Monday, October 31, 2016


Adam Levine-Weinberg posts (30 October) on Motley Fool HERE 
The Supposedly Nefarious Story of Intrigue Behind the American Airlines-US Airways Merger
Three years after the American Airlines-US Airways merger was approved, it's hard to look back and claim the deal hurt competition. Yet that's just what one recent piece of investigative journalism did.
The article also concludes that the merger has had the negative effects originally predicted by the DOJ, most notably, tacit (or even active) collusion between the airlines to restrict capacity and drive up fares.
The truth is quite different, though. While American Airlines and US Airways certainly lobbied on behalf of the deal, they also made significant concessions to address the DOJ's concerns….
… In November 2013, when the DOJ decided to settle the antitrust case, you could at least make a plausible argument that the merger would make it too easy for the big airlines to tacitly collude. Executives at American, Delta, United, and even Southwest have all talked about the industry's commitment to capacity discipline (i.e., slow enough growth that fares stay high).
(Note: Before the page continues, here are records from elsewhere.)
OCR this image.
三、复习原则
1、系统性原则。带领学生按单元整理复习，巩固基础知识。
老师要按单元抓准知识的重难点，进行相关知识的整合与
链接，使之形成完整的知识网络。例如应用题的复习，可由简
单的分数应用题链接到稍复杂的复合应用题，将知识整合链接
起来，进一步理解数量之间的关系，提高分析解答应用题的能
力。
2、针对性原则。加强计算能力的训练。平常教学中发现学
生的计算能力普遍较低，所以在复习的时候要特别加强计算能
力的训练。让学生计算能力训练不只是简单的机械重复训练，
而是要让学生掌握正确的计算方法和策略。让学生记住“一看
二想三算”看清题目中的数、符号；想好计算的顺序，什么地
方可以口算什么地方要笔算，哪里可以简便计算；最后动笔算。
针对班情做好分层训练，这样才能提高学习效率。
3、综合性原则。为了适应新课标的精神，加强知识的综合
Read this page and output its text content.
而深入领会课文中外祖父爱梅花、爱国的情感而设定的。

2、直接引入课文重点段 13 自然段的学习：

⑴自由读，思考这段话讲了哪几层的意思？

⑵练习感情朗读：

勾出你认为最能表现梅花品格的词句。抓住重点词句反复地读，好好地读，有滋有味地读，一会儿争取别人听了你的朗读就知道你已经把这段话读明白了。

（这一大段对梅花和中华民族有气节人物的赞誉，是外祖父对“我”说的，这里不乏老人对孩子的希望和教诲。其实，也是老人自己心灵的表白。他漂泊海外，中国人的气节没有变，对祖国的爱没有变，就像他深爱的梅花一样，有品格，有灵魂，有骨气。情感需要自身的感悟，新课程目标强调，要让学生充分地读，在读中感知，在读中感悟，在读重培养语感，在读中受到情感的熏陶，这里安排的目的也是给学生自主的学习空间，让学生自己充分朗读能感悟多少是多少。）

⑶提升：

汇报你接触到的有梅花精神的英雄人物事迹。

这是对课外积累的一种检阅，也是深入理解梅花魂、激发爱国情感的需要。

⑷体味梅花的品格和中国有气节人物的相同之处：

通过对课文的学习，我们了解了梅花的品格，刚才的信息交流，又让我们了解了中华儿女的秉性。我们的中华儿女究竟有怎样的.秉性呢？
After two years of declining airfares, it's pretty clear that airlines don't have much pricing power and aren't colluding to drive up prices. …
… This is a textbook example of Adam Smith's "invisible hand" at work. Airline executives all wanted to keep fares high -- yet in their efforts to maximize their earnings, they ended up driving fares lower, helping consumers.”
Very Interesting article about how markets work. Some participants may want to raise VISIBLE prices by expensive mergers of the big players and act accordingly. Other participants for other reasons may want a major component price in aviation - VISIBLE fuel costs - to fall for disconnected reasons - a major player (Saudi Arabia) in the quasi-monopoly called OPEC - decides to raise output that lowers VISIBLE prices of oil - and is so influential that VISIBLE prices do fall. 
What then does the ao-called, mythical metaphor of “an invisible hand”, falsely attributed to the wholly innocent Adam Smith (1723-90), have to do with this explainable phenomenon?
Answers: Nothing!

There is nothing invisible in visible prices. That is how markets work, through VISIBLE prices. They cannot work without them.